Это беспокоило его так, словно он не мог дотянуться до зудящего места, и беспокойство усиливалось. Даже страстная жажда знаний ослабела, оттого что новая загадка не давала ему покоя.
«Откуда же взялась эта чудодейственная вещь? — гадал Чавен. — Сколько времени она у меня?»
Но вот в центре зеркала вспыхнуло большое пятно белого света, будто отверстие в ночном небе, сквозь которое льется сияние богов. Чавена ослепил этот свет — он поднял руки к лицу и прикрыл глаза. В зеркале появилась сова. Свет чуть померк, когда птица сложила свои яркие крылья и уставилась на Чавена оранжевыми глазами, сжимая в когтях жертвенную мышь — добычу Кло.
Все тревожные мысли моментально испарились, словно Чавен оказался под защитой ее крыльев. Словно он сам превратился в крошечное существо, схваченное белоснежной лапой. Когти держали добычу с такой силой, что казалось: отдать за это жизнь — великая честь.
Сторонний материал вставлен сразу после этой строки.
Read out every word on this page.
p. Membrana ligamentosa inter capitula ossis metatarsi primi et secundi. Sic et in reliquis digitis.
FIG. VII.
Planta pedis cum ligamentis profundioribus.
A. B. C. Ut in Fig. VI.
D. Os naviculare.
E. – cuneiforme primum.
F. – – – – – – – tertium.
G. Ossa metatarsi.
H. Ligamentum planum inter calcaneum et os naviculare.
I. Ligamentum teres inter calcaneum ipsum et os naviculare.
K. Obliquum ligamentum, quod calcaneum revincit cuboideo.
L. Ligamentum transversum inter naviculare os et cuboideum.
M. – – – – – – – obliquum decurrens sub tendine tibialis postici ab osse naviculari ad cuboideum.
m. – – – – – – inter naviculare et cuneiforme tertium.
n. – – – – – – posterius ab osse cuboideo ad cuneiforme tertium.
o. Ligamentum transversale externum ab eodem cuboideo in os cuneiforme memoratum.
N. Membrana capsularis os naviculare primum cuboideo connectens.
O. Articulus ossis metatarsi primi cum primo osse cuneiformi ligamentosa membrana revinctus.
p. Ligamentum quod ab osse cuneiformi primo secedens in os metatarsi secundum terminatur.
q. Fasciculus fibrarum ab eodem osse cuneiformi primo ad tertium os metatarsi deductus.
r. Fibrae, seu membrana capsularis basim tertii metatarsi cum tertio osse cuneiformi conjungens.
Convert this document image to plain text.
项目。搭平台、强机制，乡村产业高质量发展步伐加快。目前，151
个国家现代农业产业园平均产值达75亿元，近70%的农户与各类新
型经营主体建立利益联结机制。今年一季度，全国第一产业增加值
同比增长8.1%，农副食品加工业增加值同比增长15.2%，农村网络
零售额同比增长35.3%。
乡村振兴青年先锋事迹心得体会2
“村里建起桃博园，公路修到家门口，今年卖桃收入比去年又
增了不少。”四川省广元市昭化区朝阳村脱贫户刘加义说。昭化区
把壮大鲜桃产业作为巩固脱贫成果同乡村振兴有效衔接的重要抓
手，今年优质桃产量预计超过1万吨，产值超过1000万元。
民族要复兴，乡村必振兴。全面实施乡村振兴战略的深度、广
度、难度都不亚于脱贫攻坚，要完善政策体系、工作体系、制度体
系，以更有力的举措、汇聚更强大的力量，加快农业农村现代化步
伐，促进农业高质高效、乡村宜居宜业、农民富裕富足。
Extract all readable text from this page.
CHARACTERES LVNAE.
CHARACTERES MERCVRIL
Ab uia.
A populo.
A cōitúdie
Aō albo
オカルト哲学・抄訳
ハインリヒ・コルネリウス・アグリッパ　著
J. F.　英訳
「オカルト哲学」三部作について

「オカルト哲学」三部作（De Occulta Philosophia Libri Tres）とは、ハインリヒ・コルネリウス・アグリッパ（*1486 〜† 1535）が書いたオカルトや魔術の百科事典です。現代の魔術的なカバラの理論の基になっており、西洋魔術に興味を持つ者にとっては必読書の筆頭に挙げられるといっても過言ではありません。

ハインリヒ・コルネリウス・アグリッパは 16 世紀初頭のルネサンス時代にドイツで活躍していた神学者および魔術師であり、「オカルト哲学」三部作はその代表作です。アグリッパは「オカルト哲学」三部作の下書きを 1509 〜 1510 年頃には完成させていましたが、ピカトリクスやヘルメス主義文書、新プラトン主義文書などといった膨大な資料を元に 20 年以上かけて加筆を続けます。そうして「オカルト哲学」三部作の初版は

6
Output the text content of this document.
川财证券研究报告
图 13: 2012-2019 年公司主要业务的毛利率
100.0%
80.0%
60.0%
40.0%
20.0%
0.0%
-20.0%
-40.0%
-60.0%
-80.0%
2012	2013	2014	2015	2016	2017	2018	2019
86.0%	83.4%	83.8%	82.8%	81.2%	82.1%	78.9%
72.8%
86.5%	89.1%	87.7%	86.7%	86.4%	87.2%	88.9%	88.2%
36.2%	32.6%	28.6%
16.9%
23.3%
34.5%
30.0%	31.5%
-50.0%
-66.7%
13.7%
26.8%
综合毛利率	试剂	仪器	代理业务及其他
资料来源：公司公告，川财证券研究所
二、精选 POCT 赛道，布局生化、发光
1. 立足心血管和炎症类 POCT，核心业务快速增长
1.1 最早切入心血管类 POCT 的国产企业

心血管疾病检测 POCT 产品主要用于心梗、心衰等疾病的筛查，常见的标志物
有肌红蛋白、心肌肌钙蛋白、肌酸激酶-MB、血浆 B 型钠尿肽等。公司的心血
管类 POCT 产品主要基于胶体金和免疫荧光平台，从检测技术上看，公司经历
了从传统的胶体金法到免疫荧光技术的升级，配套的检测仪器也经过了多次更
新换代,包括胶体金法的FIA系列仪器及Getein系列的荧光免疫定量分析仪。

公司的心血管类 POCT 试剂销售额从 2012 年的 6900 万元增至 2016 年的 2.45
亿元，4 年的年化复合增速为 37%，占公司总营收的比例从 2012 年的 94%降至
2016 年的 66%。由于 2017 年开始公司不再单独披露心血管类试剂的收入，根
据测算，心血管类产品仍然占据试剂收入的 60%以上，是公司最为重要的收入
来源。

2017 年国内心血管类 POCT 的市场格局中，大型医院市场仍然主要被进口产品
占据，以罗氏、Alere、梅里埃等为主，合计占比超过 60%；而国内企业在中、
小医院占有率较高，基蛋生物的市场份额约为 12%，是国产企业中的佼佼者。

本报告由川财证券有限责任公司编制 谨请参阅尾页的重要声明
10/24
Он покинул бесконечное безмолвие и оказался в сиянии яркого света. Невероятная музыка и какой-то гул, в котором слышны голоса и мелодии, наполняли его; но и они постепенно ослабевали. Чавен ощущал удивительные ароматы — сильные, пьянящие и сладкие, как запах масла из роз, что никогда не цвели на обычной земле, а уходили корнями в пропитанную смертью и разрушением почву. Теперь он обрел способность думать.
Чавен не знал, сколько длилось это невероятное блаженство — может быть, века, — но для врача время прошло как одно мгновение. Он услышал даже не голос, а переданную ему мысль: «Я здесь». Или еще проще: «Это я». Мужчина говорил или женщина, не имело никакого значения. Чавен выразил безмерную благодарность за то, что его жертва принята. Взамен он получил знание о незыблемом покое — о том, что требовало от него обожания и почитания.